In an interview with Holistic Primary Care, Ms. Citrolo explained that pantethine inhibits HMG-CoA reductase and acetyl –Coenzyme A, which largely accounts for the observed cholesterol changes. Unlike statin medications, pantethine does not block co-enzyme Q10 and does not produce the dramatic changes in LDL seen with statins.
She believes it makes an excellent complement to omega-3 fatty acids and other nutraceuticals used for cardiovascular health, such as niacin and aged garlic.
Though it does affect HMG-CoA reductase, Dr. Citrolo stressed that pantesin is not a statin substitute, and should not be used in place of statins in high-risk individuals for whom drug therapy is warranted. That said, it might also be helpful in conjunction with statins to avert a dose increase in people for whom low dose statins are no longer effective.
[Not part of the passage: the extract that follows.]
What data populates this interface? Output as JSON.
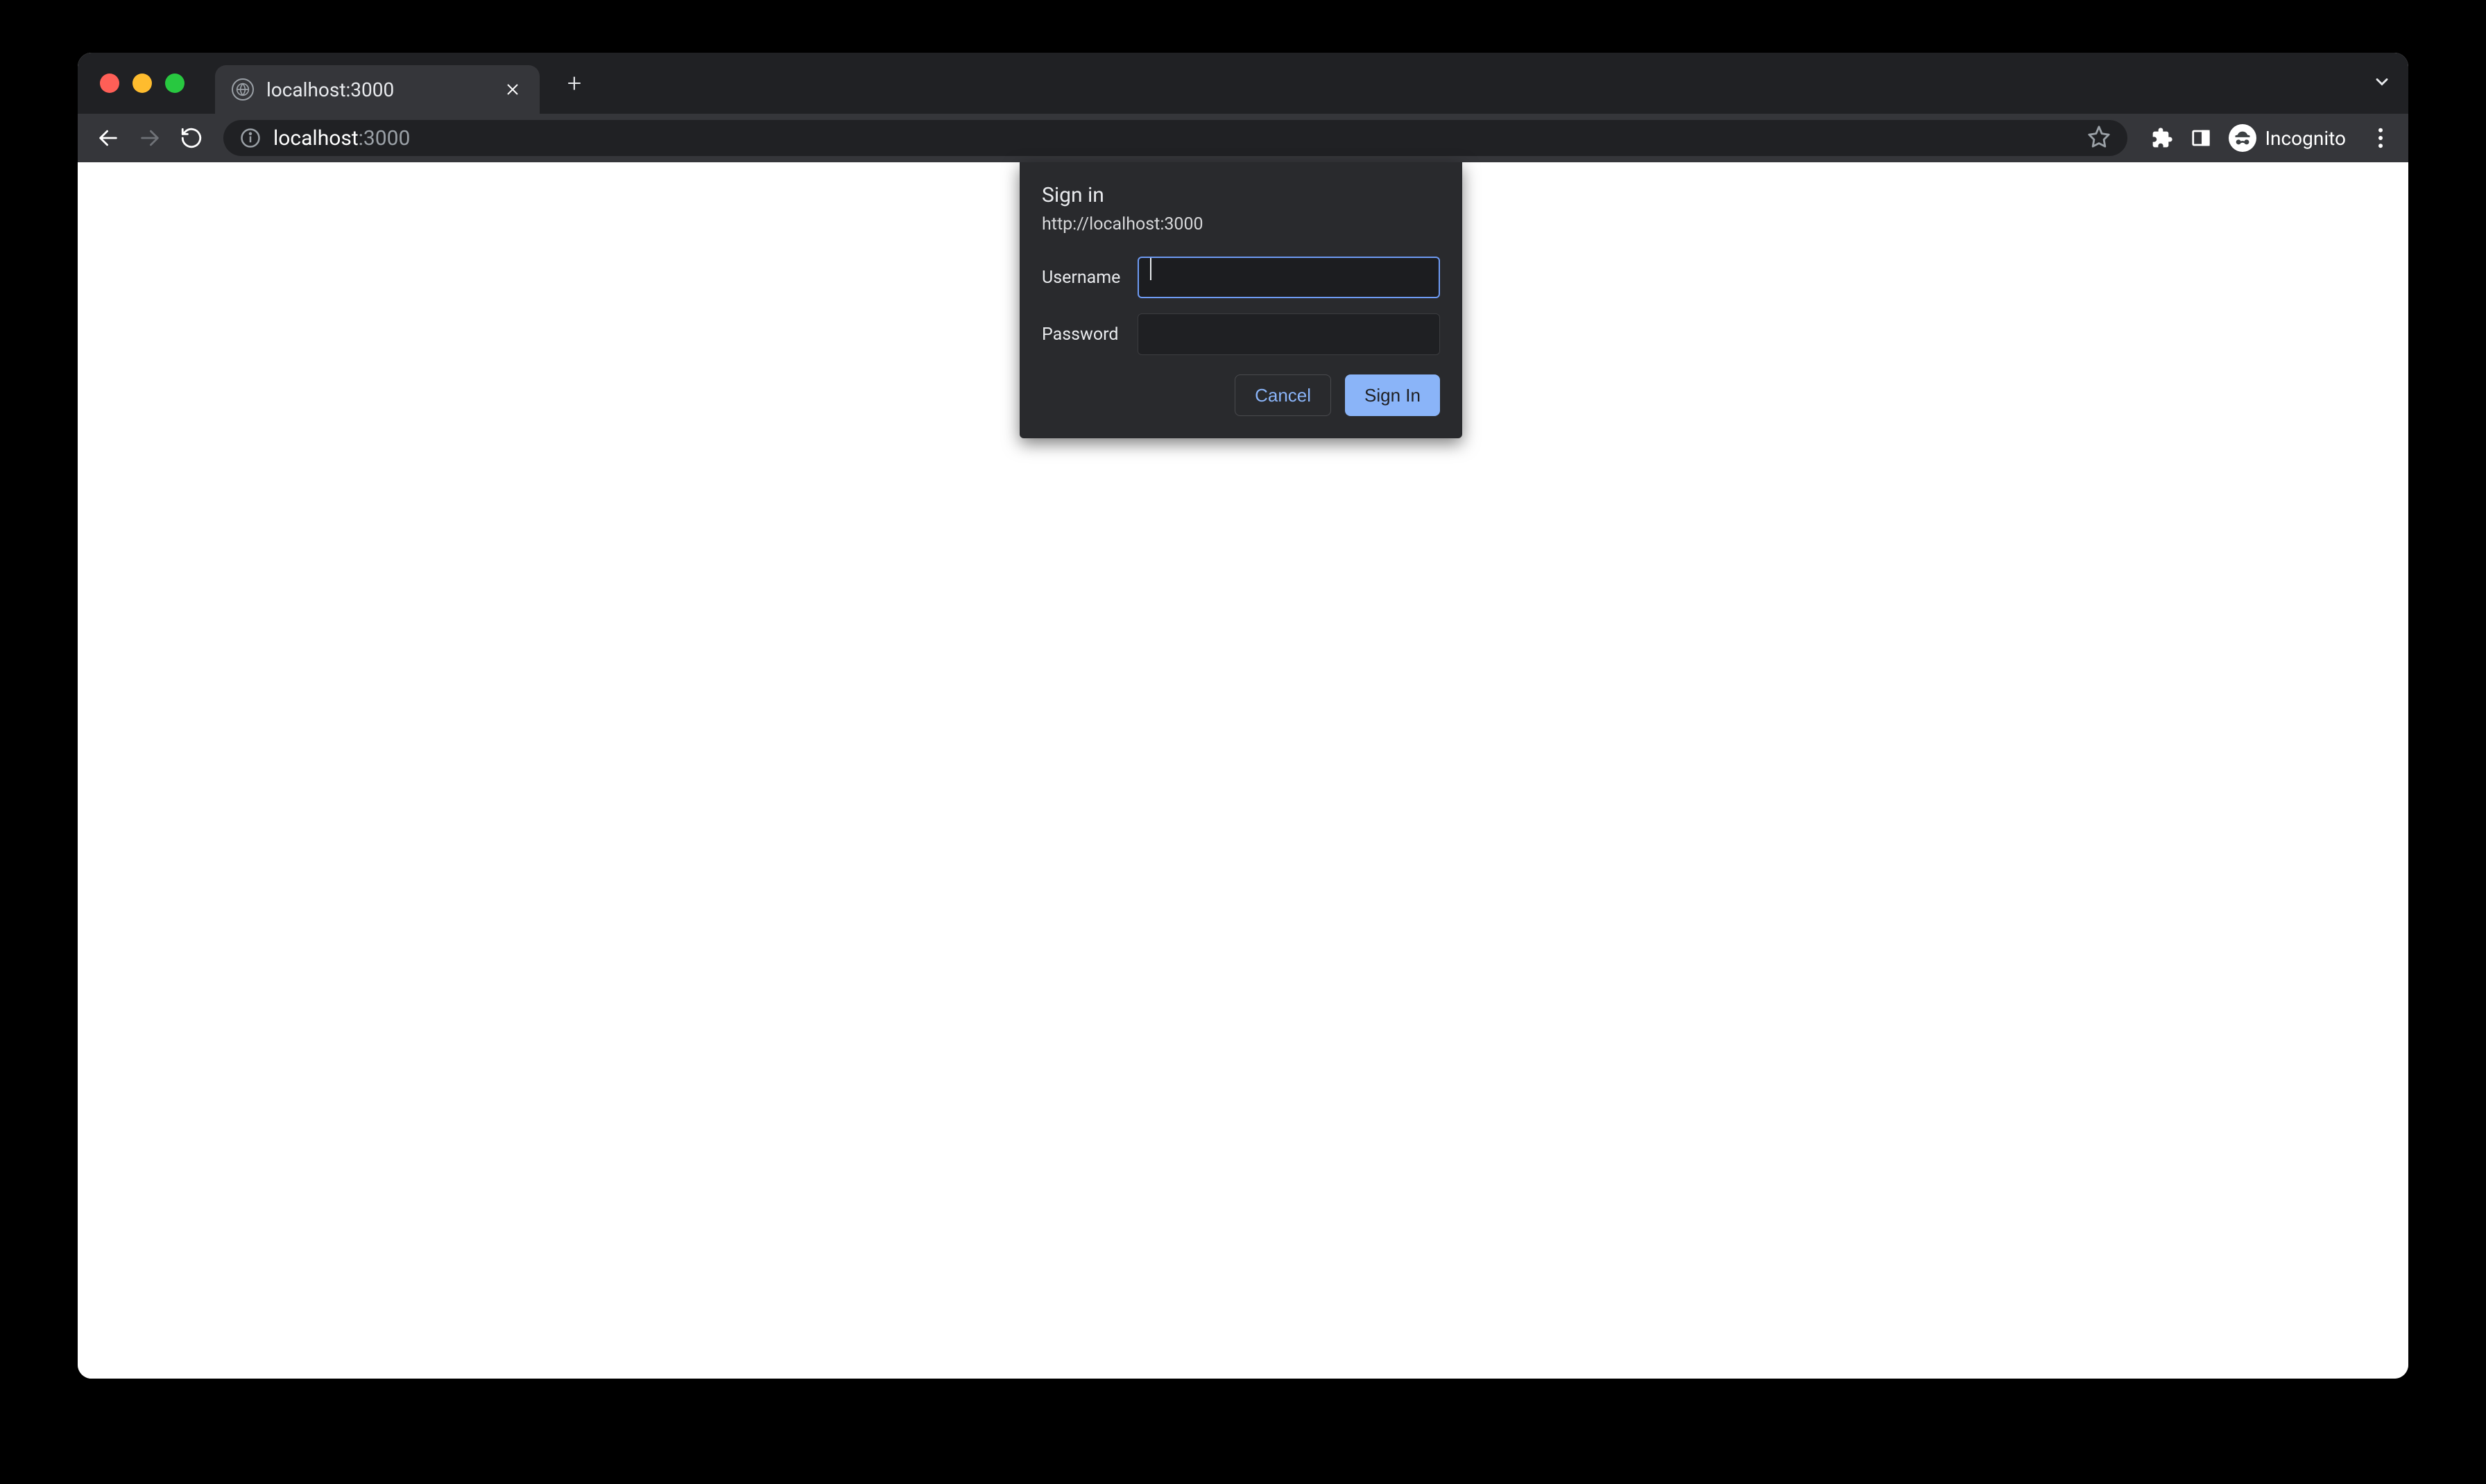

Pantethine has an excellent safety profile. In the Rumberger study, there were more patients reporting side effects in the placebo group than in the pantethine group. Loose stool was the most common pantethine associated problem (n=8 subjects), but it was uncommon and not particularly bothersome.
In his report, Dr. Rumberger noted that while there are no published data showing that pantethine supplementation lowers incidence of CVD events, one can certainly apply statin logic and estimate—as is done in statin meta-analyses—that for each 1% lowering of TC/LDL-C, there is a concomitant lowering of global CVD by at least 1%.
Kyowa Hakko’s branded Pantesin form of pantethine is available in heart health products made by a number of supplement companies, including Integrative Therapeutics, Protocol for Life Balance, Endurance Products , and Pure Encapsulations.
The cost ranges from roughly $11-$27 for a months’ supply, making it a relatively inexpensive adjunct for improving cardiovascular health.